Interpretive Summary:

Technical Abstract: Metarhizium acridum, an entomopathogenic fungus, has been commercialized and used successfully for biocontrol of grasshopper pests in Africa and Australia. As part of an effort to catalog the secondary metabolites of this fungus we discovered that its conidia produce two novel 17-membered macrocycles, metacridamides A (1) and B (2), which consist of a Phe unit condensed with a nonaketide, the likely product of a polyketide synthase.
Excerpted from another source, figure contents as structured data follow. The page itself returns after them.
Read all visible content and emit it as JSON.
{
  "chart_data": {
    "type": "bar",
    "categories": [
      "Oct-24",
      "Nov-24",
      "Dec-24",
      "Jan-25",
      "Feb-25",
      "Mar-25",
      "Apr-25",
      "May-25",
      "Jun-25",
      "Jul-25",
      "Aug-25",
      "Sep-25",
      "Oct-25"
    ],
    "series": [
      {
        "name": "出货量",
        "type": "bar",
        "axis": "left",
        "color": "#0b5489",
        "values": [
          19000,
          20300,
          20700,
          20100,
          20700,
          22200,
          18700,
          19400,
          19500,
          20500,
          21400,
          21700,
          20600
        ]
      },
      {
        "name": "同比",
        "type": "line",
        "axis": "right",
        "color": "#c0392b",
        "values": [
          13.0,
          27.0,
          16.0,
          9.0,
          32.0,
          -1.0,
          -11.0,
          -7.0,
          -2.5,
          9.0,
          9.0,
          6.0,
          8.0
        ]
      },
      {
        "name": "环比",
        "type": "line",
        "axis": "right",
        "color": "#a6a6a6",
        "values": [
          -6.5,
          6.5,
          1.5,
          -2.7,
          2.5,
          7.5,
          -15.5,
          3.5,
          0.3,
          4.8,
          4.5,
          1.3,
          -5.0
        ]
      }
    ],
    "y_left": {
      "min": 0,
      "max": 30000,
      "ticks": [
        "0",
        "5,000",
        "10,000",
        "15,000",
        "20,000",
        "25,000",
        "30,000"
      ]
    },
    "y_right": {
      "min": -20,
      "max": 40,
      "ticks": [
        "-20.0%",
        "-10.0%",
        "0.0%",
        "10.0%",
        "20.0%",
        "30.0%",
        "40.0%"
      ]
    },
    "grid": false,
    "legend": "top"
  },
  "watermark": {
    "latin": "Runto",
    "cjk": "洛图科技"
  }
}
Planar structures were elucidated by a combination of mass spectrometric and NMR techniques. Following hydrolysis of 1, chiral amino acid analysis established the Phe unit as L-configured. A crystal structure provided the absolute configuration of the eight remaining stereogenic centers in 1. Metacridamide A, but not B, exhibited moderate cytotoxicity (EC50s < 10µM) against Caco-2 (epithelial colorectal adenocarcinoma), MCF-7 (breast cancer), and HepG2/C3A (hepatoma) cell lines. Neither analog showed antimicrobial or insecticidal activity. The function of the compounds for the producing organism remains unknown.